These two books are of the “revisionist” school. Rosa’s work is the first of what he hoped would be a series aimed at an explication of the rise of European (especially British) intrusion in Argentine economic life. It is a strong condemnation of this penetration and of the policies and even personality of Rivadavia. Of the two books, it is by far the better written.
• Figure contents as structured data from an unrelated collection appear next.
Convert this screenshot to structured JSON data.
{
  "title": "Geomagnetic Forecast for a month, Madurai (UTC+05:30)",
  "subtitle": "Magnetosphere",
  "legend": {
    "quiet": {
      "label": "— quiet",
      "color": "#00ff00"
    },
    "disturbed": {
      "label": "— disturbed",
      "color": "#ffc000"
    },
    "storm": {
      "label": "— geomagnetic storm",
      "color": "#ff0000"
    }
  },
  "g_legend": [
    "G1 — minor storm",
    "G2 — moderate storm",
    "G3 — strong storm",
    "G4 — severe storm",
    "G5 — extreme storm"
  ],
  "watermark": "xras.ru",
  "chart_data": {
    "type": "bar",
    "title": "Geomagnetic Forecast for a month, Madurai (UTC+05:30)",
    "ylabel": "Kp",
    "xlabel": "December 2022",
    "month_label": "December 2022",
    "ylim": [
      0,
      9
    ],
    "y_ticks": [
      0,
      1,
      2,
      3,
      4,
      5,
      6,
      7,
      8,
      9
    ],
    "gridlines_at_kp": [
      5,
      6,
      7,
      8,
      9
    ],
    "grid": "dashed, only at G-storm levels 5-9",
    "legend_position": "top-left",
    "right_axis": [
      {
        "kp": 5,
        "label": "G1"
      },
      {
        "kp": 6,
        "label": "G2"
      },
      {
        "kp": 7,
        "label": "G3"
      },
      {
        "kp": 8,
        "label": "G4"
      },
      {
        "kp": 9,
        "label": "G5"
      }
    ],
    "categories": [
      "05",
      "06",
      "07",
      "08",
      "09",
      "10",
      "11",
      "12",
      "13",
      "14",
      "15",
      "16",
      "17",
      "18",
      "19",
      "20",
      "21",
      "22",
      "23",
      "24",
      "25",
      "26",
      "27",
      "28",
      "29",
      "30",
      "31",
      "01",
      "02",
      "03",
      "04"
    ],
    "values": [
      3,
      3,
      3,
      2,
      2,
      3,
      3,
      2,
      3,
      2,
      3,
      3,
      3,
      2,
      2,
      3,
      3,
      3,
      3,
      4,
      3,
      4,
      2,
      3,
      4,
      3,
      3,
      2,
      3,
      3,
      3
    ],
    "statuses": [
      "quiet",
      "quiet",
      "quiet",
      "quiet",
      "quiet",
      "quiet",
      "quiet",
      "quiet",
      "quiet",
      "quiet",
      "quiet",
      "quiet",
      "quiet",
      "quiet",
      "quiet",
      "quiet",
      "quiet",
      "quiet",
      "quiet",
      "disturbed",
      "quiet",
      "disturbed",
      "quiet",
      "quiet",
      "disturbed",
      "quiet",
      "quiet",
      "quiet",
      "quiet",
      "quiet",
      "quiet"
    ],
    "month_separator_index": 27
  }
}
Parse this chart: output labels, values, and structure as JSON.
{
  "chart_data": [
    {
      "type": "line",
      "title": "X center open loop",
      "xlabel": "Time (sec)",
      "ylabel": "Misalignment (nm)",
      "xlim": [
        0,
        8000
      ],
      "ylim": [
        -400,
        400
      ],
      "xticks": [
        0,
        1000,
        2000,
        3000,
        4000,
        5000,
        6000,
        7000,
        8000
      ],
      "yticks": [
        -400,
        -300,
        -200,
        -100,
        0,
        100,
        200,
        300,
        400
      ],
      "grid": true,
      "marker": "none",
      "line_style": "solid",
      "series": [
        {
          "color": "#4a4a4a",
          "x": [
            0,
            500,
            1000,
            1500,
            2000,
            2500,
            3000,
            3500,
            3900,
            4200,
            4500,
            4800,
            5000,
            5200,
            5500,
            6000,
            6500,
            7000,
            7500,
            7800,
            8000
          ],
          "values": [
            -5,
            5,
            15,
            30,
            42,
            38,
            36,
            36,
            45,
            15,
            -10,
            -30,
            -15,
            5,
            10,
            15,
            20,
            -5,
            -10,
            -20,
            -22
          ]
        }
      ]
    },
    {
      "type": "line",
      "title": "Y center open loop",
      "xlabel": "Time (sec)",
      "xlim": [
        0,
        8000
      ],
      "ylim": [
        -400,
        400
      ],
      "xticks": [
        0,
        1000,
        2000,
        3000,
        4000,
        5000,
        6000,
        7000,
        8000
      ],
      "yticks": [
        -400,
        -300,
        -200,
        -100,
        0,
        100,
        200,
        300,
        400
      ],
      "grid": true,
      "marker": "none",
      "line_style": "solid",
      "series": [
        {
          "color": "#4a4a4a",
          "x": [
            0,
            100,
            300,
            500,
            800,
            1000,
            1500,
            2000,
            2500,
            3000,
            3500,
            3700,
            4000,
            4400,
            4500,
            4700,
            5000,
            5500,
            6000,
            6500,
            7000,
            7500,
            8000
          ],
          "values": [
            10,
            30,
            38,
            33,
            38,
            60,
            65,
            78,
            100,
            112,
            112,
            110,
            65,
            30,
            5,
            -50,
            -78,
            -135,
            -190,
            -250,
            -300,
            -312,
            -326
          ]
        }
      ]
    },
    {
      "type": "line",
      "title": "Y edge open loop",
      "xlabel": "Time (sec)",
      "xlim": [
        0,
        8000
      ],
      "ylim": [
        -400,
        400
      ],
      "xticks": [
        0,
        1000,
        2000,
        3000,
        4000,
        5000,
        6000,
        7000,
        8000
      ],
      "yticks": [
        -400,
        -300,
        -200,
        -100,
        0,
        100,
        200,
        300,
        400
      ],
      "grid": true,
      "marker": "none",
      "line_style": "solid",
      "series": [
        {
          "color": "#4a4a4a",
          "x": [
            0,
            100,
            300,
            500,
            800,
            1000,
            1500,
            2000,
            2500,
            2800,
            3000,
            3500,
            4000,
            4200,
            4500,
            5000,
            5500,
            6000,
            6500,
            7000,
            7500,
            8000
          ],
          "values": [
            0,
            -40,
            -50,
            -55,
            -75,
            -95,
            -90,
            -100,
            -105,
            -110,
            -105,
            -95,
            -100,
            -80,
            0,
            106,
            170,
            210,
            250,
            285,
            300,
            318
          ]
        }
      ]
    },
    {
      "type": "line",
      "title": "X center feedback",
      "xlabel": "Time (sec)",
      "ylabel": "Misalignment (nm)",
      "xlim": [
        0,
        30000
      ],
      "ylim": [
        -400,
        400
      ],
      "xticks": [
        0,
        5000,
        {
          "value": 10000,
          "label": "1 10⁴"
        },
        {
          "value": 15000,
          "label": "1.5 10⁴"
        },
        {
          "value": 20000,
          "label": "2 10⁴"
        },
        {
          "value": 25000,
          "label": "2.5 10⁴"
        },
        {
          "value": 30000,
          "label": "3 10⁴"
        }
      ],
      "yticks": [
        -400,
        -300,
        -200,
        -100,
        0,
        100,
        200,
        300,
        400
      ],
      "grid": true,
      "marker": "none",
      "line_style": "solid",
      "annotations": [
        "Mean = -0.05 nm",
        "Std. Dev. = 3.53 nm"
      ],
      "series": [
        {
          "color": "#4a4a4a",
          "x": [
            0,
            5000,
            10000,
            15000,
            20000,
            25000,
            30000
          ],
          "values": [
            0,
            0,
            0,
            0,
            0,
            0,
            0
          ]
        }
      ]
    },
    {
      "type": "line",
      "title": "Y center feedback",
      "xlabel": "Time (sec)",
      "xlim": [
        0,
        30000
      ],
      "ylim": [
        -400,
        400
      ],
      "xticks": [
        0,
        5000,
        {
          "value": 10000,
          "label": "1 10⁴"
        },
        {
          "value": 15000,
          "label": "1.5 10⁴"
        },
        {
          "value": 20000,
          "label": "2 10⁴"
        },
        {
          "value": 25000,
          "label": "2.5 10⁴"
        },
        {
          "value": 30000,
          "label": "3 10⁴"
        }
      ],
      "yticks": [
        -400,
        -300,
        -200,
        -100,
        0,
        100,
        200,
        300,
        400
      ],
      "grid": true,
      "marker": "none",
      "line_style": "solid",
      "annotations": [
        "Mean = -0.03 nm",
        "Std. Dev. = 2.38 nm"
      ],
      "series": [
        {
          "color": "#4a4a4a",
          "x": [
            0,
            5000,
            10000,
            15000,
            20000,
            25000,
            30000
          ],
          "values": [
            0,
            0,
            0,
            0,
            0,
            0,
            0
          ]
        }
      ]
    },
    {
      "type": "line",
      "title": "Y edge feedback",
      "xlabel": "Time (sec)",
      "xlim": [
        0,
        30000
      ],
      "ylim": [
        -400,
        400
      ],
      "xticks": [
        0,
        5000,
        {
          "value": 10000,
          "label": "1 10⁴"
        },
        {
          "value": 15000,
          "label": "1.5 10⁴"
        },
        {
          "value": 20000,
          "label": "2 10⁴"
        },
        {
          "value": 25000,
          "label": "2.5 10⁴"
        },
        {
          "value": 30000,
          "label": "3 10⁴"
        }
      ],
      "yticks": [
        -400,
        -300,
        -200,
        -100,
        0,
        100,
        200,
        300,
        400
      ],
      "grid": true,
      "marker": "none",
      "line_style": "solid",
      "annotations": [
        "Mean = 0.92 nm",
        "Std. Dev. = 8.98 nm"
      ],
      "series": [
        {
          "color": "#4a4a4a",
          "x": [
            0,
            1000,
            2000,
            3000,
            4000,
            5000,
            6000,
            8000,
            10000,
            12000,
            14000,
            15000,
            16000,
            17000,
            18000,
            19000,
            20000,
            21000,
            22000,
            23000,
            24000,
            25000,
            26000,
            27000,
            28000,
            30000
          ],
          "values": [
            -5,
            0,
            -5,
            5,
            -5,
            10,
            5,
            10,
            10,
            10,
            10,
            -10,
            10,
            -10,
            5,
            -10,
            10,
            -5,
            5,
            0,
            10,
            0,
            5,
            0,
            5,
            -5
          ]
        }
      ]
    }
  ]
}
In fact El asesinato de Dorrego has little in its favor aside from an appendix of thirty-one documents covering about a third of the book. It is poorly written and incoherent. Moreover, the two authors, who incidentally have led an active life in the Movimiento Nacional Peronista, have the exasperating habit of citing references in parentheses immediately after almost every paragraph without giving the page numbers of the references cited. They sometimes even quote entire passages without any references whatsoever. To make their work even more unreadable they switch tenses in the same sentence (pp. 36-37), thus forcing the reader to return to what he has read. Perhaps the best indication, however, of what they are trying to say is illustrated by their attempt to equate the execution (they call it assassination) of Dorrego with the martyrdom of peronistas, the Unitarians (doctores de casas negras to the authors) with the revolutionaries of 1955 against Perón, and the Revolución Libertadora of 1955 with the expedition of Lavalle against Rosas in 1840. Both of these last undertakings, they claim, had the single purpose of handing the fatherland over to international vassalage.
On the other hand, Rosa, dean of present-day nationalist and revisionist Argentine historians, writes as usual in a fluent, lively if at times virulent style. But this time I checked many of his overabundant footnotes and found to my astonishment that they were often incorrect. So is most of what he cites or quotes in English.